SQLCipher: How to protect the Key?


#1

I understand SQLCipher has good encryption. However, if your Android App passes the SQLCipher key on SQLiteDatabase.openOrCreateDatabase call, then the attacker can see the Java code and get the key. Then he would use SQLCipher by himself using the same key (even the key is internally hashed and is not the real key, it is the only input needed here).

Is there a way to better hide the key? Say, if I could set the key from native code, then it would be harder to find the key by static analysis.
So I would call openOrCreateDatabase, get the db handler and pass it to C code through JNI. From C, I would generate a new key and then call sqlite3_key(db_handl, new_key, len);
Is this possible? How to get the db_handler from Java?

Thanks!


#2

Hello @nocker,

We don’t recommend hardcoding the key into an application, as it’s just not suitable for any secure implementation. No matter what you do, if the key is hardcoded and the attacker has the installation package, they will be able to find it and use it to access the data, no matter how well you obfuscate it.

SQLCipher is really intended to be used where key material is not included in the application package (i.e. not for use as DRM).

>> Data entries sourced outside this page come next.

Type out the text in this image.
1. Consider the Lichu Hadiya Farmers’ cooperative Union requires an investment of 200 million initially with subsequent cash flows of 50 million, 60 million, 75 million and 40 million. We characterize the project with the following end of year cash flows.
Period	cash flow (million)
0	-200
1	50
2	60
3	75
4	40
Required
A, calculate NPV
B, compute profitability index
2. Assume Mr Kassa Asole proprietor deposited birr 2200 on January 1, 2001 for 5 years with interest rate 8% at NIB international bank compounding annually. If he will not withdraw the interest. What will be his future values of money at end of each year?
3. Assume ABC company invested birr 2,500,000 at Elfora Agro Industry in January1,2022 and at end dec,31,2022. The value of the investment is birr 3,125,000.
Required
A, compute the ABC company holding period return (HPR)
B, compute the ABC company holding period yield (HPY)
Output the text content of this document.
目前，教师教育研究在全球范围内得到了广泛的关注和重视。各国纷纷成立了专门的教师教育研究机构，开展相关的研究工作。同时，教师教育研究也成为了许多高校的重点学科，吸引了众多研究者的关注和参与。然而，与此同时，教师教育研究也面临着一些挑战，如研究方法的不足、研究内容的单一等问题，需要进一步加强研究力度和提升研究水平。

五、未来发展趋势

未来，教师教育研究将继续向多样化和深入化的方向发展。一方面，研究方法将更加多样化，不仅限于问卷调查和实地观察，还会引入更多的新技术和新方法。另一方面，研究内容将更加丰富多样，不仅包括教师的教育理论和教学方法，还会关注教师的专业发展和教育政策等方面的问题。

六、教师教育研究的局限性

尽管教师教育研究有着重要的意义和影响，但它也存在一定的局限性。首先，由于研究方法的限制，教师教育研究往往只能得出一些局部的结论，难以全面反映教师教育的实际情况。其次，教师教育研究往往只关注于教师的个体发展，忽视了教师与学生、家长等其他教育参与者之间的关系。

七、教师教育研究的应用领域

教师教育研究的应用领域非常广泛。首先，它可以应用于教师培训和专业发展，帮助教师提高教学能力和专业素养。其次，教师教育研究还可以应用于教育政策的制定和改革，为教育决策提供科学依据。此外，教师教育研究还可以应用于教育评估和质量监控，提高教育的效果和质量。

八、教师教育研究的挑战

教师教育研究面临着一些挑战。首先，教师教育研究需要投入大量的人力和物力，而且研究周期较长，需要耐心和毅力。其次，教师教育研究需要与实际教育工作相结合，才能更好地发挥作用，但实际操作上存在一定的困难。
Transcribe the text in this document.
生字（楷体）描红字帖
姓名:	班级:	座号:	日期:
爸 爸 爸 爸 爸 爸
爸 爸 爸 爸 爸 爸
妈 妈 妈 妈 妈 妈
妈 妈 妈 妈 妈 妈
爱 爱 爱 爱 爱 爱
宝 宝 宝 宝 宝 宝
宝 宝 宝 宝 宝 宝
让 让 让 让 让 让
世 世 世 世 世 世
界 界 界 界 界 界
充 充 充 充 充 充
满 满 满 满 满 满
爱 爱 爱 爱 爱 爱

In this model the key material comes from somewhere else (e.g. from the user in the form of a pin or password, or from some other means like a key service, secure keystore, etc.)

For more information, please see this related article on Database Key Material and Selection.


#3

Hello @nocker check this demo for secure your key

http://www.informit.com/articles/article.aspx?p=2268753&seqNum=4

we take reference of this link for security purpose.
we getting the key from the .so file, by the support of ndk.
in this link it provide file detail for generating the .so file.
first, we need to create jni folder, then create 3 files with named respectively “Android.mk”,“Application.mk”,“sqlndk.c”.
you have to create new “.so” file using nkd-build command from terminal.


#4

Hello @sarfaraj_makvana

Please note that the article you reference shows one of several possible ways to disassemble a native library that contains the source of the password. Anytime you store the password anywhere the potential of a security breach increases. The amount of security necessary for any given application should of course be considered when discussing key management options.